The cognitive representation of odour in anosmia
Oral presentation
Language and olfaction are thought to be weakly connected: western languages like English have few words to describe olfactory experience and speakers have difficulty naming odors. It has also been suggested that odor and language are weakly connected during language comprehension. Embodied accounts to language suggest word meaning is represented as sensory simulation, but so far there is little evidence of olfactory simulation during language processing. In order to directly test for a role of olfaction in word meaning, we compared performance on a set of pre-registered language tasks in 57 participants with acquired anosmia and 56 matched normosmics. Participants completed a lexical decision task with odor (e.g., lavender), taste (e.g., basil), and vision-related nouns (e.g., brick). We found no difference in response time or accuracy between the two groups. Next, participants completed a semantic similarity judgment task with odor-, taste-, and vision-related words.
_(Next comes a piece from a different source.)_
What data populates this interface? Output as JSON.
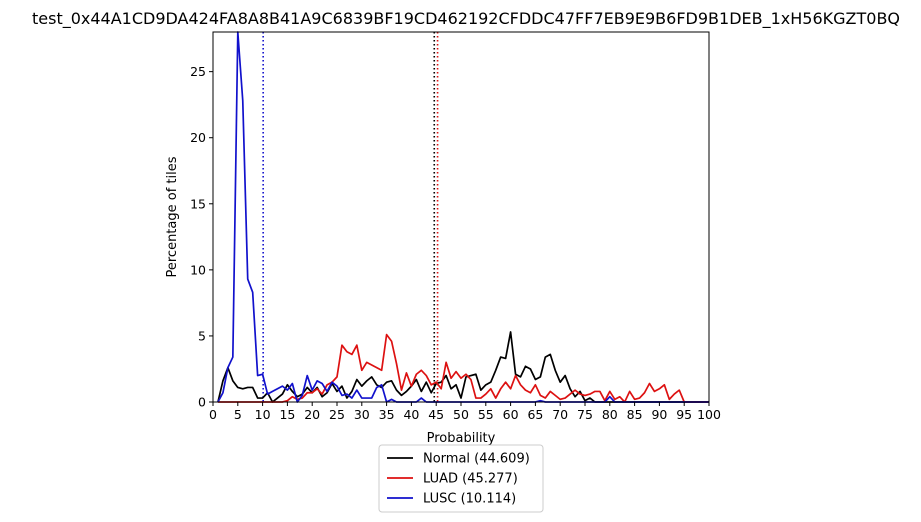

Participants had to judge which of two words was more similar in meaning to a target word (e.g., is patchouli or vinegar more similar to menthol?). Anosmics were overall slower and more accurate in the task, but this did not differ across word type. However, in an implicit memory task, anosmics remembered more odor-related nouns than control participants. Anosmics also rated odor- and taste-related nouns as more positively valenced on a seven-point valence scale than normosmics did. Together, these results suggest that olfactory simulation is not critical to the representation of odor-related language, but odor-related language is more salient and emotional to anosmic participants. Since no detriment to olfactory language was found in anosmics, this suggests odor-related language is not grounded in odor perception. Odor and language are weakly connected in language comprehension too.